This article was originally published on ETFTrends.com.
For a good part of 2018, small-cap stocks and the related exchange traded funds were a popular trade as some market observers opined that the strong dollar and rising interest rates would benefit smaller equities.
That thesis was dealt a blow late in the third quarter, priming small-cap ETFs for significant declines during the October broader market, but some traders are betting on a small-cap resurgence and are doing so with the leveraged Direxion Daily Small Cap Bull 3X ETF (TNA) .
TNA looks to deliver triple the daily returns of the Russell 2000 Index. Many traders believed smaller companies were insulated from the overseas turmoil. Furthermore, a stronger U.S. dollar and concerns over weaker global growth are also driving investors toward smaller company stocks that tend to earn most of their money from a still growing domestic economy.
Small-capitalization stocks have attracted a lot of attention on the escalating trade tensions, fueled by fears over a potential slowdown in global growth. Consequently, many anticipated that small-caps could weather the storm as large multi-nationals with a large global footprint suffered from trade disputes.
Important Data for Small-Cap ETFs
In recent weeks, one of the best-performing small-cap ETFs has been the Direxion Daily Small Cap Bear 3X Shares (TZA) . TZA attempts to deliver triple the daily inverse performance of the Russell 2000 Index.
Still, it is the bullish TNA that is luring traders. Over the past 30 days, TNA is averaging daily inflows of nearly $13 million, good for one of the best totals among Direxion's leveraged bullish ETFs, according to issuer data. Conversely, the bearish TZA averaged daily outflows of $3.94 million over the same period.
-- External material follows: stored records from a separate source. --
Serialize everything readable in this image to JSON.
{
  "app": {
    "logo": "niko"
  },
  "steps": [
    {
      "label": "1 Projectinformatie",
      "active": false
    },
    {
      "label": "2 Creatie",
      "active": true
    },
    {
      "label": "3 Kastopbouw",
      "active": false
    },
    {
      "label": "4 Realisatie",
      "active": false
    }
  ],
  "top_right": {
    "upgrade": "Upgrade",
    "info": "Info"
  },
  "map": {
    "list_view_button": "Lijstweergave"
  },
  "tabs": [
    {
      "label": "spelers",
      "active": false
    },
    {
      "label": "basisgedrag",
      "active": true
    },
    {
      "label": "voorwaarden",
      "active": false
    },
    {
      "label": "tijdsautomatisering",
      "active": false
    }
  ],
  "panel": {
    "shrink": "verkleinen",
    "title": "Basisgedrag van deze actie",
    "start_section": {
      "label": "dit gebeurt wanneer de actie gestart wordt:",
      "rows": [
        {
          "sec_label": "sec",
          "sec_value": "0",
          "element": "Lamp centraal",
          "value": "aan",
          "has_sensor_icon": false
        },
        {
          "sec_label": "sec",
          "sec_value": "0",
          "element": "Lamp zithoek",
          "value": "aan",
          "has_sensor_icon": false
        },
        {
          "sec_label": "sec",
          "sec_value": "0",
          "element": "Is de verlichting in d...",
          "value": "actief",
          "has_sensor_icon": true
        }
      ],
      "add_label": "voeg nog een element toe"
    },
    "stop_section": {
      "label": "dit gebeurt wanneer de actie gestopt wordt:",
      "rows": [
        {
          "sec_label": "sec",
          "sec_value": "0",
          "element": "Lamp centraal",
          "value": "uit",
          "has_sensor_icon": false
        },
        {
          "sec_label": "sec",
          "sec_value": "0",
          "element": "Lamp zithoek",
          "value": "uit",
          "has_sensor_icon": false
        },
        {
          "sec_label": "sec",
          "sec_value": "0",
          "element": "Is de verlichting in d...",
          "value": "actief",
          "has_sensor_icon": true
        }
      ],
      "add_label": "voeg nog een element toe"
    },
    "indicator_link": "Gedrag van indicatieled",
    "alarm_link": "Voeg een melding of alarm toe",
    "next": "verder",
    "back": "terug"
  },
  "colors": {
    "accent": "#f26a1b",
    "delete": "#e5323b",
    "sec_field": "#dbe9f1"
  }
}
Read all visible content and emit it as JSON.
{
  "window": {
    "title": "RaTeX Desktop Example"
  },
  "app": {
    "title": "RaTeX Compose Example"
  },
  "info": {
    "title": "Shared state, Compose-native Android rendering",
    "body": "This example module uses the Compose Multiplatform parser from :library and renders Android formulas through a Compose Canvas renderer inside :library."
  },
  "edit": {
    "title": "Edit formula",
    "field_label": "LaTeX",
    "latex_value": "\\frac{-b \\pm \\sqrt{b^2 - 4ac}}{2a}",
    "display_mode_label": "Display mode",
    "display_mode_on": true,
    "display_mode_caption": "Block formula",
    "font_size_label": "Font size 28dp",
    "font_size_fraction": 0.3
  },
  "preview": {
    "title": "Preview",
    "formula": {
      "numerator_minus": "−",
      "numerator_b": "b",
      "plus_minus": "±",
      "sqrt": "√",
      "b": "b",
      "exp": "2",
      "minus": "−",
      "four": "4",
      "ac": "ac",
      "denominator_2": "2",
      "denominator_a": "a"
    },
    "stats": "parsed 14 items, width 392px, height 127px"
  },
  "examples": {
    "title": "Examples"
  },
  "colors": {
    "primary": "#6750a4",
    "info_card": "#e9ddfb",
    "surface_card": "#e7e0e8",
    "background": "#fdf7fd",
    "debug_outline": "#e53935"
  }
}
Further supporting the small-cap outlook, the U.S. economy is still showing signs of growth with U.S. retail sales and consumer spending trends on the rise while the rest of the world is revealing weaker economic data.
There is a belief that when smaller stocks outperform large caps through the first three quarters of the year that money managers will sell small caps leading up to the fourth quarter, opting for “benchmark hugging” with larger stocks.